Hitler franze a testa, passa a mão sobre o pequeno bigode negro e em um tom arrogante pergunta:
- Qual a origem de sua família? Ouvi dizer que o senhor é de origem semita. Judeu asquenaze, oriundo da Europa Central. Isso é verdade?
- Vamos com calma. Isso é um julgamento? Ou uma consulta médica? Espere, preciso colocar ordem nas coisas aqui. Não sou judeu, tampouco asquenaze. Não considerarei isso. Mas, o seu questionamento anterior refere-se ao Id, Ego e Superego. Se continuarmos com essa conversa, além de uma regressão de vidas passadas, precisarei fazer uma correlação do complexo de Édipo com o senhor ou precisarei do auxílio espiritual do médium Chico Xavier também. Para o seu tipo de tratamento, recomendo uma mesa branca e se possível a presença do francês Hippolyte Rivail, mais conhecido com o pseudônimo de Allan Kardec, o senhor o conhece? Aceita cocaína?
- Cocaína?
- Sim. Uso-a como substância auxiliar no tratamento de histeria. Como um medicamento terapêutico.
- Não. Obrigado. (balançou a cabeça negativamente). Já tomei o meu Fenobarbital hoje.
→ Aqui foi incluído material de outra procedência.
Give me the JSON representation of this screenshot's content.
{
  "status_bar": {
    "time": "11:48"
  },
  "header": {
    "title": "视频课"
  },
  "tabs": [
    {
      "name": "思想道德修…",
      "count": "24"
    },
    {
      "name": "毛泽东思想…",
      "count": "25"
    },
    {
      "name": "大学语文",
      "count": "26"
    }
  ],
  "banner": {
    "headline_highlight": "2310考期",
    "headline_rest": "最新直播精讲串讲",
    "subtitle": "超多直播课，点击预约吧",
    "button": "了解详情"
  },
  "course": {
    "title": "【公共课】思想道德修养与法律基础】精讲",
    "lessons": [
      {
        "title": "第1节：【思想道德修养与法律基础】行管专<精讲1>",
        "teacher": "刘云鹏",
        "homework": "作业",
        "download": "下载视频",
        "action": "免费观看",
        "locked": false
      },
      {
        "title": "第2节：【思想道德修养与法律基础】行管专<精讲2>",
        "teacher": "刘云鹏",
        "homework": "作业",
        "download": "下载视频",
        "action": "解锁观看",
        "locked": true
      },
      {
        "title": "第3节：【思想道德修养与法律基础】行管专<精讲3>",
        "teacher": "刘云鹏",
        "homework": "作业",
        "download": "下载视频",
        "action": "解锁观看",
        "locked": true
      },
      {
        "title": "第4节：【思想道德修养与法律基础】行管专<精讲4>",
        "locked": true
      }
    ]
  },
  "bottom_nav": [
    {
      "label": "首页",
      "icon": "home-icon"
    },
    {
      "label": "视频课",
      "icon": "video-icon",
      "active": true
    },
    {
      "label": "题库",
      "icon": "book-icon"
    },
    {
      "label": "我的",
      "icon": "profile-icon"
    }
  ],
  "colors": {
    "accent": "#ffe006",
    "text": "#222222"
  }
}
- Bom. Dando continuidade... Necessito de uma investigação mais profunda sobre as suas origens e infância.
- Não entrarei em detalhes até que me fale das suas.
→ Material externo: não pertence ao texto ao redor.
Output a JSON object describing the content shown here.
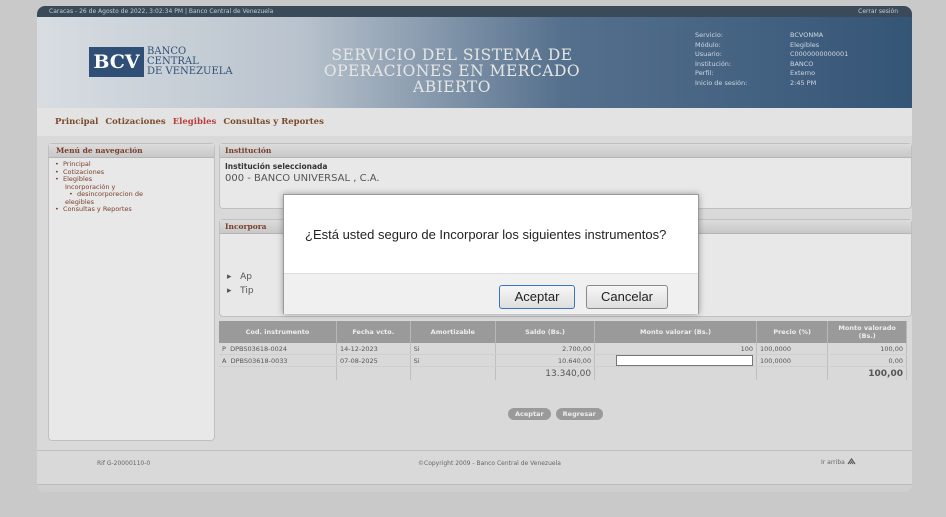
{
  "topbar": {
    "date": "Caracas - 26 de Agosto de 2022, 3:02:34 PM",
    "separator": "|",
    "bank": "Banco Central de Venezuela",
    "logout": "Cerrar sesión"
  },
  "header": {
    "logo_mark": "BCV",
    "logo_lines": [
      "BANCO",
      "CENTRAL",
      "DE VENEZUELA"
    ],
    "system_title": "SERVICIO DEL SISTEMA DE OPERACIONES EN MERCADO ABIERTO",
    "session": [
      {
        "k": "Servicio:",
        "v": "BCVONMA"
      },
      {
        "k": "Módulo:",
        "v": "Elegibles"
      },
      {
        "k": "Usuario:",
        "v": "C0000000000001"
      },
      {
        "k": "Institución:",
        "v": "BANCO"
      },
      {
        "k": "Perfil:",
        "v": "Externo"
      },
      {
        "k": "Inicio de sesión:",
        "v": "2:45 PM"
      }
    ]
  },
  "nav": {
    "items": [
      "Principal",
      "Cotizaciones",
      "Elegibles",
      "Consultas y Reportes"
    ]
  },
  "sidebar": {
    "title": "Menú de navegación",
    "items": [
      "Principal",
      "Cotizaciones",
      "Elegibles",
      "Incorporación y",
      "desincorporecion de",
      "elegibles",
      "Consultas y Reportes"
    ]
  },
  "institucion": {
    "title": "Institución",
    "label": "Institución seleccionada",
    "value": "000 - BANCO UNIVERSAL , C.A."
  },
  "incorporacion": {
    "title": "Incorpora",
    "bullet1": "Ap",
    "bullet2": "Tip"
  },
  "table": {
    "headers": [
      "Cod. instrumento",
      "Fecha vcto.",
      "Amortizable",
      "Saldo (Bs.)",
      "Monto valorar (Bs.)",
      "Precio (%)",
      "Monto valorado (Bs.)"
    ],
    "rows": [
      {
        "flag": "P",
        "code": "DPBS03618-0024",
        "date": "14-12-2023",
        "amort": "Si",
        "saldo": "2.700,00",
        "monto": "100",
        "precio": "100,0000",
        "valorado": "100,00"
      },
      {
        "flag": "A",
        "code": "DPBS03618-0033",
        "date": "07-08-2025",
        "amort": "Si",
        "saldo": "10.640,00",
        "monto": "",
        "precio": "100,0000",
        "valorado": "0,00"
      }
    ],
    "total_saldo": "13.340,00",
    "total_valorado": "100,00"
  },
  "page_buttons": {
    "accept": "Aceptar",
    "back": "Regresar"
  },
  "footer": {
    "ref": "Rif G-20000110-0",
    "copyright": "©Copyright 2009 - Banco Central de Venezuela",
    "top": "Ir arriba"
  },
  "dialog": {
    "message": "¿Está usted seguro de Incorporar los siguientes instrumentos?",
    "accept": "Aceptar",
    "cancel": "Cancelar"
  }
}
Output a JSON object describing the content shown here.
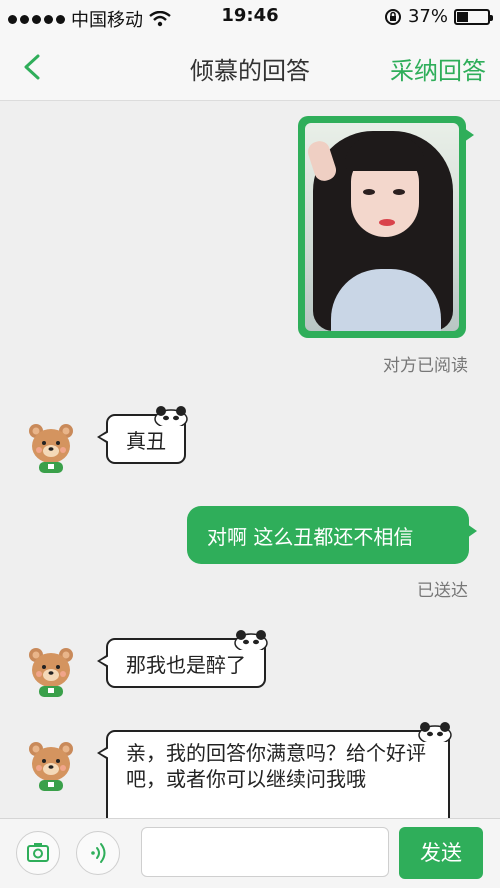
{
  "status_bar": {
    "carrier": "中国移动",
    "time": "19:46",
    "battery": "37%",
    "battery_level": 0.37,
    "signal_icon": "signal-dots-icon",
    "wifi_icon": "wifi-icon",
    "lock_icon": "rotation-lock-icon"
  },
  "nav": {
    "back_icon": "chevron-left-icon",
    "title": "倾慕的回答",
    "action": "采纳回答"
  },
  "messages": [
    {
      "side": "right",
      "type": "image",
      "status": "对方已阅读"
    },
    {
      "side": "left",
      "text": "真丑"
    },
    {
      "side": "right",
      "text": "对啊 这么丑都还不相信",
      "status": "已送达"
    },
    {
      "side": "left",
      "text": "那我也是醉了"
    },
    {
      "side": "left",
      "text": "亲，我的回答你满意吗？给个好评吧，或者你可以继续问我哦"
    }
  ],
  "input_bar": {
    "camera_icon": "camera-icon",
    "voice_icon": "voice-icon",
    "placeholder": "",
    "send_label": "发送"
  },
  "colors": {
    "accent": "#2fae5a",
    "background": "#efefef"
  }
}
- Isso é uma brincadeira? Por acaso é um reality show? (disse Freud irritado). Estou começando a acreditar na insanidade do seu comportamento. Não duvido que o senhor seja capaz de cometer tantas atrocidades.
- Mas, ainda não fiz nada. O holocausto é apenas o começo do que realmente eu pretendo fazer com o resto da humanidade. Mas, fale-me sobre os seus assistentes. Estes que lhe renderam tantos progressos e credibilidade no mundo da psicanálise, os tais Id, Ego e Superego.
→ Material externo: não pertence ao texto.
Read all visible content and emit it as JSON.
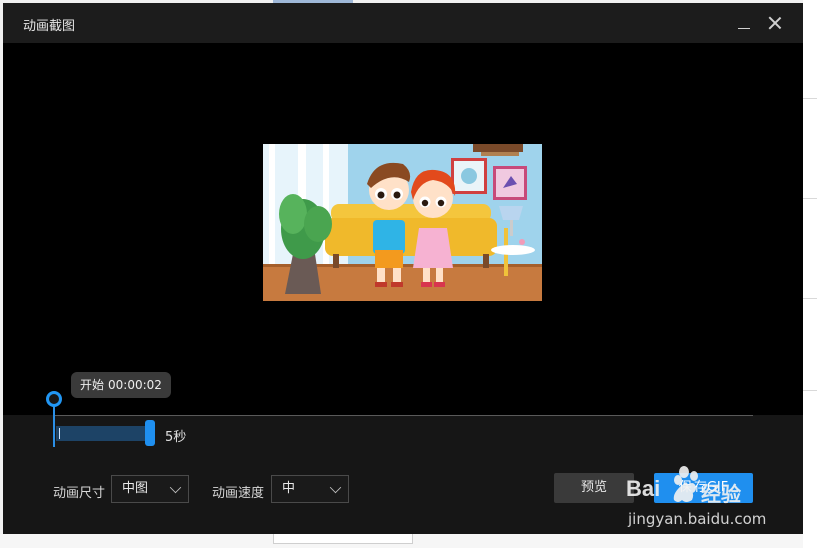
{
  "window": {
    "title": "动画截图"
  },
  "timeline": {
    "tooltip_label": "开始",
    "tooltip_time": "00:00:02",
    "duration_label": "5秒"
  },
  "controls": {
    "size_label": "动画尺寸",
    "size_value": "中图",
    "speed_label": "动画速度",
    "speed_value": "中",
    "preview_button": "预览",
    "save_button_prefix": "保",
    "save_button_text": "存GIF"
  },
  "watermark": {
    "brand": "Bai",
    "word": "经验",
    "url": "jingyan.baidu.com"
  },
  "colors": {
    "accent": "#1f8fef",
    "dialog_bg": "#161616",
    "preview_bg": "#000000"
  }
}
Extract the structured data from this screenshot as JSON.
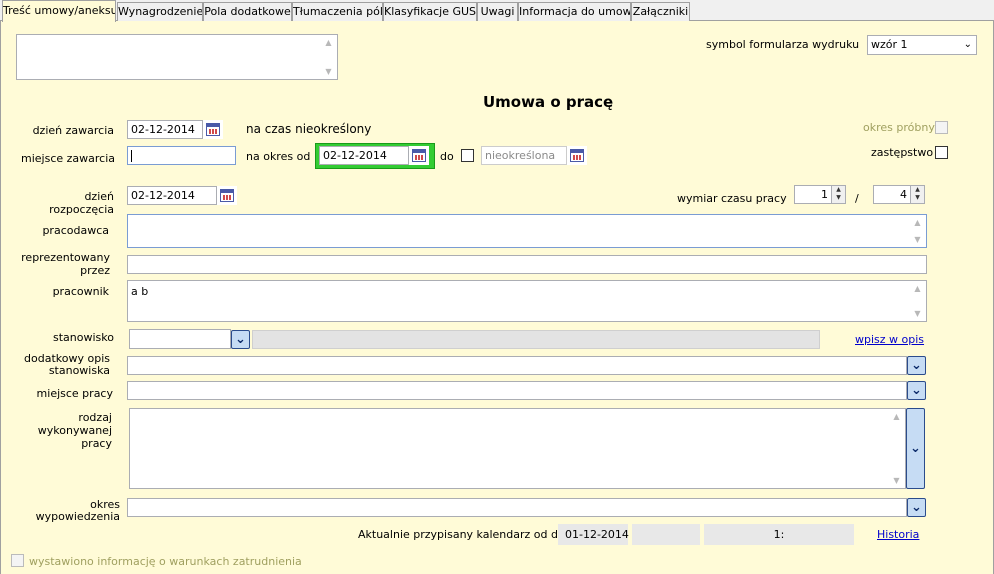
{
  "tabs": [
    "Treść umowy/aneksu",
    "Wynagrodzenie",
    "Pola dodatkowe",
    "Tłumaczenia pól",
    "Klasyfikacje GUS",
    "Uwagi",
    "Informacja do umowy",
    "Załączniki"
  ],
  "print_form": {
    "label": "symbol formularza wydruku",
    "value": "wzór 1"
  },
  "title": "Umowa o pracę",
  "dzien_zawarcia": {
    "label": "dzień zawarcia",
    "value": "02-12-2014"
  },
  "czas_nieokreslony": "na czas nieokreślony",
  "miejsce_zawarcia": {
    "label": "miejsce zawarcia",
    "value": ""
  },
  "okres_od": {
    "label": "na okres od",
    "value": "02-12-2014"
  },
  "do": {
    "label": "do",
    "placeholder": "nieokreślona"
  },
  "okres_probny": "okres próbny",
  "zastepstwo": "zastępstwo",
  "dzien_rozpoczecia": {
    "label_1": "dzień",
    "label_2": "rozpoczęcia",
    "value": "02-12-2014"
  },
  "wymiar": {
    "label": "wymiar czasu pracy",
    "num": "1",
    "sep": "/",
    "den": "4"
  },
  "pracodawca": {
    "label": "pracodawca",
    "value": ""
  },
  "reprezentowany": {
    "label_1": "reprezentowany",
    "label_2": "przez",
    "value": ""
  },
  "pracownik": {
    "label": "pracownik",
    "value": "a b"
  },
  "stanowisko": {
    "label": "stanowisko",
    "value": "",
    "link": "wpisz w opis"
  },
  "dodatkowy_opis": {
    "label_1": "dodatkowy opis",
    "label_2": "stanowiska",
    "value": ""
  },
  "miejsce_pracy": {
    "label": "miejsce  pracy",
    "value": ""
  },
  "rodzaj": {
    "label_1": "rodzaj",
    "label_2": "wykonywanej",
    "label_3": "pracy",
    "value": ""
  },
  "okres_wypowiedzenia": {
    "label_1": "okres",
    "label_2": "wypowiedzenia",
    "value": ""
  },
  "kalendarz": {
    "label": "Aktualnie przypisany kalendarz od dnia",
    "date": "01-12-2014",
    "field2": "",
    "field3": "1:",
    "link": "Historia"
  },
  "wystawiono": "wystawiono informację o warunkach zatrudnienia",
  "icons": {
    "calendar": "calendar-icon",
    "dropdown": "chevron-down-icon"
  }
}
A conversa tomou toda à tarde. Todas as técnicas de oratória e comunicação de Hitler fizeram com que os papéis fossem invertidos. Agora, no divã, Freud. E Hitler, um mero gênio frustrado, tentava convencer o velho médico sobre a sua ideologia de dominar o mundo. De repente, a porta abre lentamente, outro paciente desavisado entra na sala e deixa o silêncio pairar.
- Boa tarde, é aqui que tem o famoso Dr. Freud? Procuro informações acerca de um senhor que foi chanceler da Alemanha e que agora é ditador. Aquele com ideais nacionalistas e totalitárias oriundas do fascismo. Ele poderia fazer parte da minha estratégia de acabar o mundo a começar pelos Estados Unidos da América.
- Por favor, Sr. Laden, retire-se da sala. Pois, ainda, não terminei a consulta aqui.